Véronique Pestel, version poche
26 avril 2024, festival « Chants ouverts » à Saint-Vincent-de-Durfort,
C’est une Pestel de poche, formule à l’économie pour petit festival naissant et fragile, soucieux de ses comptes. Un peu comme le livre de poche l’est face à La Pléiade. Pas de Steinway cette fois-ci ni de prestigieux éclairages mais un clavier électrique et quelques projos : comme une formule faite maison, forcément plus intime. Et c’est bien, aussi ; ça nous intimide moins…
Pest’Of, ça fait certes best-of et c’est le cas : un florilège, le survol de quelques décennies et d’une dizaine d’albums, l’occasion de ré-entendre quelques titres abandonnés en chemin, laissés pour compte sur les bas-côtés d’un déjà bel itinéraire. « Après toutes ces années passées à mêler la parole des poètes à la mienne, je suis curieuse de ce voir ce que je raconte quand je parle toute seule. » Alors Pestel soliloque, se raconte, au passage nous instruit plus encore. Rien que de réentendre certaines chansons de Babels (un de mes disques de chevet) est pour moi rare enchantement… Autant que d’en découvrir d’autres, comme ces deux inédits, chansons de circonstance qui débutent son récital, revenant ainsi sur « une année blanche et combien d’années noires ».
Pest’Of, ça fait aussi un peu pestiférée, du moins ça en a la consonance : et ça lui va bien à Véronique. Pestiférée non en raison de sa scandaleuse absence des médias (cette infortune est commune, qu’elle partage avec bien trop de ses collègues de paroles pour s’en plaindre encore), mais comme les sorcières de jadis, aux cheveux roux, flamboyantes comme elle, femmes qui savent la magie et le poids des mots, les secrets de la poésie, la liberté de la littérature, qui soupèsent les maux qu’elles tentent, à leur manière, en alexandrins ou non, de sinon guérir au moins d’apaiser : il suffisait de bien peu alors – un regard, un mot incompris, une suspicion – pour se voir accuser de sorcellerie, de pouvoirs maléfiques, de diableries, et finir sur le bûcher. Moi je prétends que Pestel a de tels pouvoirs : il suffit de se laisser prendre par sa poésie pour guérir des petits bobos de l’âme. Son art est onguent, est calmant : c’est fou comme le beau et l’usage du beau peuvent faire du bien et pour longtemps je crois. Vraiment, l’idée d’une Pestel sorcière, ensorceleuse, envoûteuse, diseuse de bonne aventure, gorgone même, me satisfait. Fier d’en connaître une, d’avoir un peu de son amitié, recueillir sa confiance.
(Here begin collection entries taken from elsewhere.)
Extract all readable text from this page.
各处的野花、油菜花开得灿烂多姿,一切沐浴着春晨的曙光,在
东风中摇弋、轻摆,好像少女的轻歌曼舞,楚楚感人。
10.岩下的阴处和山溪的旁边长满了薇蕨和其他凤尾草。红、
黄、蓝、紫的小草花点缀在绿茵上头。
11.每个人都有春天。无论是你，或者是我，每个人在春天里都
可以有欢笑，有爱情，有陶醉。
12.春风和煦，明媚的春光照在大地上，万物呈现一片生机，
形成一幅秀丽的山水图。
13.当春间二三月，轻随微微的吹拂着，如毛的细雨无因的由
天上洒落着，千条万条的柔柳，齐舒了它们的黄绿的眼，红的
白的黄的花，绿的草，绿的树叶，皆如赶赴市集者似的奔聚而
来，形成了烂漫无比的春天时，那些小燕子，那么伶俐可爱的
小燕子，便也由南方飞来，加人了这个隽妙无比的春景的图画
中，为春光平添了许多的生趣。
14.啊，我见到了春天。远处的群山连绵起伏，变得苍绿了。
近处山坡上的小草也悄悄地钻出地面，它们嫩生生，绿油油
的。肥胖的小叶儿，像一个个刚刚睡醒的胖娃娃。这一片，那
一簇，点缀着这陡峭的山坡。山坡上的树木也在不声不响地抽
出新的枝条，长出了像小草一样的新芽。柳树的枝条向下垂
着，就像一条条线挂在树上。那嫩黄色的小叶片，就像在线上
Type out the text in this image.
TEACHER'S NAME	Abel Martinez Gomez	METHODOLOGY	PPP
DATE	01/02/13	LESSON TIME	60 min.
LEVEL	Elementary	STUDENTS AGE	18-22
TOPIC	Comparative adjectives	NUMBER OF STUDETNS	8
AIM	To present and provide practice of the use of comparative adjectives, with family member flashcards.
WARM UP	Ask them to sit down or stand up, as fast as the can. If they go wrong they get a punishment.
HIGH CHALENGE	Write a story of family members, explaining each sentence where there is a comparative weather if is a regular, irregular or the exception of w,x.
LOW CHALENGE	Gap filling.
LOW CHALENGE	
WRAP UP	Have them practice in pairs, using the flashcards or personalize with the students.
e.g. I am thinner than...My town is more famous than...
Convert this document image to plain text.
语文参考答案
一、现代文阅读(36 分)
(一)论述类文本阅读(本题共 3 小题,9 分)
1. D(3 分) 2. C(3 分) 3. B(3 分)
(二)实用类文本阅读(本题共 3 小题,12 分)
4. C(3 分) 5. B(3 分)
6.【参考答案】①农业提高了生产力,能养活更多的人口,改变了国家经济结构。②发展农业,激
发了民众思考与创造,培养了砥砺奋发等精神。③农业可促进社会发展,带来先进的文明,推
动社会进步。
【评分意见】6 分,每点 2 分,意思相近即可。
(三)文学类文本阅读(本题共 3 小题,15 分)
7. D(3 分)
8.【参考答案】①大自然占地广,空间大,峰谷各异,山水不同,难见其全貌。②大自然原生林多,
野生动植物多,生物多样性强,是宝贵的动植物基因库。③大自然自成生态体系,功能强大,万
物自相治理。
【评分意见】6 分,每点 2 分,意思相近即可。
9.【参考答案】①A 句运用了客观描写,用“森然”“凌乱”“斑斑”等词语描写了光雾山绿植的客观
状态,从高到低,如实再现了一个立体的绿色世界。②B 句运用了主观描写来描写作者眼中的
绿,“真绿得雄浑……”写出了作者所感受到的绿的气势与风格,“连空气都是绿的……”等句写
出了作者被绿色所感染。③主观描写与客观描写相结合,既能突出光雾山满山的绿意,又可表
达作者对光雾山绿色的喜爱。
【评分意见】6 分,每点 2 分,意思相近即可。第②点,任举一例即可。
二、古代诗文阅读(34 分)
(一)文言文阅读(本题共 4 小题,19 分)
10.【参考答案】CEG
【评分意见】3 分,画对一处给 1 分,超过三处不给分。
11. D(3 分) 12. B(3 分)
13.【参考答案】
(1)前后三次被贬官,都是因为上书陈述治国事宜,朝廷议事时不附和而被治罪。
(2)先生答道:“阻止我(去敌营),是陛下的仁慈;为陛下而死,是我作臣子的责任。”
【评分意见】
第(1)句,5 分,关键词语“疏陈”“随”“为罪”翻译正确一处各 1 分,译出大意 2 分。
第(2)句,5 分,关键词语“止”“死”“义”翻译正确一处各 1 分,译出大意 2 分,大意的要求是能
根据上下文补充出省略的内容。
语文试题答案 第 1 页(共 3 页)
Sa pratique n’est autre que de chanter ces mots qui nous interpellent, nous questionnent, nous séduisent, nous bouleversent, qui re-nuancent nos existences. L’élégance de ses vers, leur pertinence, leur sens, leur richesse sont la politesse de l’artiste. Une richesse alliée à leur paradoxale simplicité même si la rime est audacieuse et le verbe recherché.
Faut-il dire encore que Véronique Pestel est une possible définition du bonheur ?
Le site de Véronique Pestel, c’est ici ; ce que NosEnchanteurs a déjà dit d’elle, c’est là.
L’intégrale du Pest-Of l’an passé à L’Esprit Frappeur de Lutry :
Je préfère « La vie va rag » et « Intérieur avec vue », sans oublier le premier (et le seul) 45 tours et ses deux merveilles « Mea culpa » et « L’aide ménagère », mais vous avez raison : Véronique Pestel est l’un des géants de la chanson actuelle et elle a toujours été scandaleusement ignorée et donc dissimulée au grand public. Que son site internet compte dans les 700 abonnés en dit long sur la façon dont ceux qui façonnent la société ignorent ce qu’est la poésie, sachant que les produits commerciaux diffusés à longueur de FM comptent leurs bénéfices en millions de consommateurs lobotomisés. « Paroles et musique », puis « Chorus » ne cessaient déjà de dénoncer l’obscurantisme volontaire des médias en matière de chanson, et les choses n’ont fait qu’empirer depuis. Au point que je me dis parfois que le point de non retour est atteint. Heureusement, il suffit d’écouter une chanson de Véronique Pestel (et de quelques autres) pour faire renaître l’espoir que l’amour du beau ne mourra jamais.